Distributed in oceans, rivers, lakes, lagoons, and streams, these eel-like specimens with a feared oral cavity have very different characteristics from other fish. We will tell you about jawless fish if you want to know more about them.
What are agnathans or jawless fish?
The jawless fish are a group of approximately 100 living species distributed in two classes.
- Mixins
- Hyperoartia.
Jawless fish Characteristics
- Jawless fish has an eel-shaped body with a circular section (eel-like appearance).
- Fish have pore-shaped gill openings.
- Jawless fish have a mucous, slippery skin, free of scales.
- They lack paired fins and a single continuous odd fin.
- They have a light-sensitive pineal eye (except hagfish, whose eyes have degenerated).
- The notochord is persistent (an embryonic structure in all chordates that later degenerates).
- Its digestive system does not have a stomach .
- Some species have a small cerebellum.
Jawless fish species
Lampreys
All species are divided into three families.
Lampreys have a sucker-shaped oral disk that has well-developed teeth along with their tongue. The shape of their oral cavity allows them to attach themselves to the prey they feed on.
There are parasitic species that tear the flesh with their mouths and suck the body fluids and inject an anticoagulant, increasing the blood flow. When satisfied, they release their prey, leaving a large wound.

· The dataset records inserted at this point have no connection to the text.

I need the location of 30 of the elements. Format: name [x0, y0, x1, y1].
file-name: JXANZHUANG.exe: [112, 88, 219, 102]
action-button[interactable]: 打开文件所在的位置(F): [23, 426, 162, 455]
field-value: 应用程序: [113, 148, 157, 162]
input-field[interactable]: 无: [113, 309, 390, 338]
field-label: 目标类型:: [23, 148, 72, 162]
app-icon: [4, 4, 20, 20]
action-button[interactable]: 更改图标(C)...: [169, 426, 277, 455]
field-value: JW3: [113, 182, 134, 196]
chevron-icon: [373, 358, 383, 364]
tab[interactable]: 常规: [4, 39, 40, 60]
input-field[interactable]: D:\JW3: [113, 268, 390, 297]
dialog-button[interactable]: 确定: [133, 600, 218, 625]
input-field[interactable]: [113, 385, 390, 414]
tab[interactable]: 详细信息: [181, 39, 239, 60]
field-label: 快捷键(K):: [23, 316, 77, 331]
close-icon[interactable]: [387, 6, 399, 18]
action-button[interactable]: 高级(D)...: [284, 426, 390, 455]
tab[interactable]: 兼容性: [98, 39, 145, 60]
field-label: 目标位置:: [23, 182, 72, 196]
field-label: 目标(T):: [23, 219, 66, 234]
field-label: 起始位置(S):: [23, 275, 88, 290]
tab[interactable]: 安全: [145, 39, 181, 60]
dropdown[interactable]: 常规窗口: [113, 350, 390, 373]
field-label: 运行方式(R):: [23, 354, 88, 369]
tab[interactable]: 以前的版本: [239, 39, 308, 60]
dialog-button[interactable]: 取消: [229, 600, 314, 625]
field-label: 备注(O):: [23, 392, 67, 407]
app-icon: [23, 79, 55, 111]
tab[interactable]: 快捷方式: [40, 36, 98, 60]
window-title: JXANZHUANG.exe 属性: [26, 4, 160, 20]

Non-parasitic species do not feed when they become adults, as their digestive system degenerates, so they reproduce and die shortly after.

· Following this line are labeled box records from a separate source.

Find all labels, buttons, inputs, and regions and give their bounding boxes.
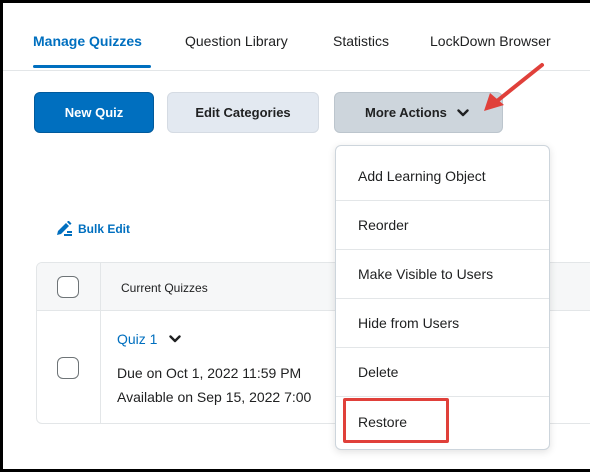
menu-item-make-visible[interactable]: Make Visible to Users bbox=[336, 250, 549, 299]
more-actions-menu: Add Learning Object Reorder Make Visible… bbox=[335, 145, 550, 450]
quiz-title-link[interactable]: Quiz 1 bbox=[117, 331, 182, 347]
bulk-edit-label: Bulk Edit bbox=[78, 222, 131, 236]
tab-lockdown-browser[interactable]: LockDown Browser bbox=[430, 33, 551, 49]
select-all-checkbox[interactable] bbox=[57, 276, 79, 298]
menu-item-hide-from-users[interactable]: Hide from Users bbox=[336, 299, 549, 348]
chevron-down-icon[interactable] bbox=[169, 335, 182, 343]
quiz-available-date: Available on Sep 15, 2022 7:00 bbox=[117, 389, 312, 405]
tab-statistics[interactable]: Statistics bbox=[333, 33, 389, 49]
column-header-current-quizzes: Current Quizzes bbox=[121, 281, 208, 295]
menu-item-restore[interactable]: Restore bbox=[336, 397, 549, 446]
quiz-due-date: Due on Oct 1, 2022 11:59 PM bbox=[117, 365, 302, 381]
pencil-icon bbox=[55, 221, 73, 237]
menu-item-add-learning-object[interactable]: Add Learning Object bbox=[336, 152, 549, 201]
annotation-arrow-icon bbox=[484, 63, 544, 111]
quizzes-page: Manage Quizzes Question Library Statisti… bbox=[0, 0, 590, 472]
menu-item-delete[interactable]: Delete bbox=[336, 348, 549, 397]
edit-categories-button[interactable]: Edit Categories bbox=[167, 92, 319, 133]
bulk-edit-link[interactable]: Bulk Edit bbox=[55, 221, 130, 237]
edit-categories-label: Edit Categories bbox=[195, 105, 291, 120]
chevron-down-icon bbox=[457, 108, 469, 117]
active-tab-indicator bbox=[33, 65, 151, 68]
column-divider bbox=[100, 263, 101, 423]
quiz-title: Quiz 1 bbox=[117, 331, 158, 347]
new-quiz-button[interactable]: New Quiz bbox=[34, 92, 154, 133]
row-select-checkbox[interactable] bbox=[57, 357, 79, 379]
more-actions-label: More Actions bbox=[365, 105, 447, 120]
menu-item-reorder[interactable]: Reorder bbox=[336, 201, 549, 250]
tab-question-library[interactable]: Question Library bbox=[185, 33, 288, 49]
new-quiz-label: New Quiz bbox=[64, 105, 124, 120]
tab-manage-quizzes[interactable]: Manage Quizzes bbox=[33, 33, 142, 49]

Lampreys can live in both oceans and freshwater bodies. Marine species leave the oceans and travel up rivers and freshwater.

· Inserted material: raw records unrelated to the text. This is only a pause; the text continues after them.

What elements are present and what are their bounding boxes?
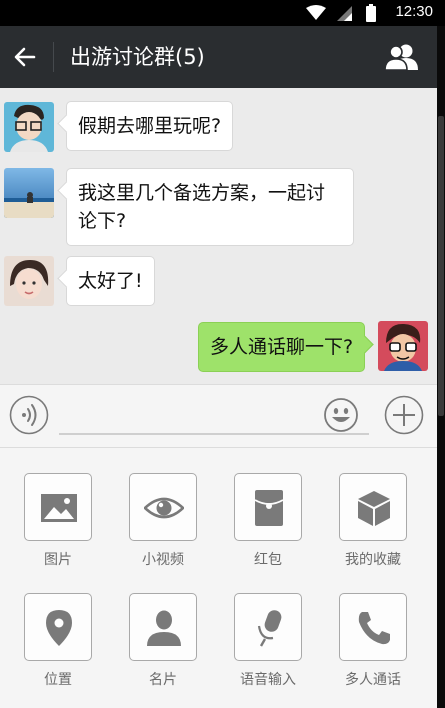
group-call-tile-box[interactable]: [339, 593, 407, 661]
panel-item-label: 小视频: [142, 552, 184, 568]
panel-item-label: 位置: [44, 672, 72, 688]
message-bubble-self[interactable]: 多人通话聊一下?: [198, 322, 366, 372]
panel-item-label: 红包: [254, 552, 282, 568]
header-divider: [53, 42, 54, 72]
message-bubble[interactable]: 我这里几个备选方案，一起讨 论下?: [66, 168, 354, 246]
my-avatar[interactable]: [378, 321, 428, 371]
contact-card-tile-box[interactable]: [129, 593, 197, 661]
message-text: 假期去哪里玩呢?: [78, 115, 222, 137]
status-time: 12:30: [395, 3, 433, 20]
voice-mode-icon[interactable]: [9, 395, 49, 435]
chat-message-list: 假期去哪里玩呢? 我这里几个备选方案，一起讨 论下? 太好了! 多人通话聊一下?: [0, 88, 437, 384]
chat-header: 出游讨论群(5): [0, 26, 437, 88]
voice-input-tile-box[interactable]: [234, 593, 302, 661]
panel-item-label: 名片: [149, 672, 177, 688]
page-title: 出游讨论群(5): [70, 45, 205, 69]
panel-item-label: 我的收藏: [345, 552, 401, 568]
eye-icon: [144, 497, 184, 519]
person-card-icon: [147, 610, 181, 646]
video-tile-box[interactable]: [129, 473, 197, 541]
favorites-tile-box[interactable]: [339, 473, 407, 541]
wifi-icon: [306, 5, 326, 25]
scrollbar-thumb[interactable]: [438, 116, 444, 416]
message-text-line: 我这里几个备选方案，一起讨: [78, 182, 326, 204]
message-bubble[interactable]: 假期去哪里玩呢?: [66, 101, 234, 151]
panel-item-label: 多人通话: [345, 672, 401, 688]
red-packet-icon: [254, 490, 284, 526]
panel-item-label: 语音输入: [240, 672, 296, 688]
status-bar: 12:30: [0, 0, 445, 26]
image-icon: [41, 494, 77, 522]
message-input-bar: [0, 384, 437, 448]
back-arrow-icon[interactable]: [12, 44, 38, 70]
avatar[interactable]: [4, 256, 54, 306]
message-text: 多人通话聊一下?: [210, 336, 354, 358]
phone-icon: [358, 612, 390, 645]
red-packet-tile-box[interactable]: [234, 473, 302, 541]
panel-item-label: 图片: [44, 552, 72, 568]
message-text: 太好了!: [78, 270, 143, 292]
image-tile-box[interactable]: [24, 473, 92, 541]
cube-icon: [358, 491, 390, 526]
group-members-icon[interactable]: [384, 43, 420, 71]
battery-icon: [366, 4, 376, 26]
avatar[interactable]: [4, 102, 54, 152]
message-input[interactable]: [59, 433, 369, 435]
message-text-line: 论下?: [78, 210, 127, 232]
location-pin-icon: [46, 610, 72, 646]
more-functions-icon[interactable]: [384, 395, 424, 435]
microphone-icon: [257, 610, 282, 647]
message-bubble[interactable]: 太好了!: [66, 256, 155, 306]
signal-icon: [336, 5, 352, 25]
avatar[interactable]: [4, 168, 54, 218]
function-panel: 图片 小视频 红包 我的收藏 位置 名片 语音输入 多人通话: [0, 448, 437, 708]
location-tile-box[interactable]: [24, 593, 92, 661]
scrollbar[interactable]: [437, 26, 445, 708]
emoji-icon[interactable]: [323, 397, 359, 433]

Males build the nest using oral discs to transport stones into depressions. Females deposit eggs in the nest; the male fertilizes them. Adults die after spawning. From the eggs emerge a larva called an ammonite. After a while, it is carried to slow-moving waters, where it remains for three to seven years, becoming an adult.
Examples of lampreys
Sea lamprey ( Petromyzon marinus ):
Sea lamprey is distributed mainly in the Northern Hemisphere’s temperate zones, Europe, and North America. Lamprey can reach up to one meter in length.
River lamprey ( Lampetra fluviatilis )
Dark grey on the upper part of its body. It lives in shallow waters throughout almost the entire European continent.
Silver lamprey ( Ichthyomyzon unicuspid )
Silver lamprey is a parasitic species distributed in the northern and central United States and southern Canada.
Argentine lamprey ( Geotria macrosomia )
lives in lakes and rivers such as the Patagonian rivers of South America and then migrates to the sea, where it is a parasite of bony fish.
Mixins
They feed on dead fish and crustaceans. They can easily find their prey and attach themselves to it with their mouths, tearing off pieces of tissue. For greater strength, they can tie a knot in their own body, which leaves them anchored to the prey.
Females lay a few large eggs with a lot of yolk, and development is direct; there is no larval stage as in lampreys.
Examples of mixins
Hagfish ( Myxine glutinosa ): lives on the coasts of the Atlantic Ocean at depths of up to 600 meters. It is carnivorous and nocturnal.
Purple hagfish ( Eptatretus stout )
Purple hagfish is a living fossil in the Pacific Ocean’s depths.
Slimy eel ( Myxine affinis ):
Slimy eel lives in the southwestern Atlantic Ocean, in the Strait of Magellan, southern Chile, and southern Argentina.
Notomyxine tridentiger inhabitant of muddy bottoms of the Atlantic Ocean on the coasts of South America (Argentina and southern Chile).
Exactly nine of the eleven extant species are no longer with us. One of the best-known species is the ostracoderm, which lived during the Devonian and had paired fins and a characteristic bony armor. This is found in saltwater and freshwater environments and always amazes us.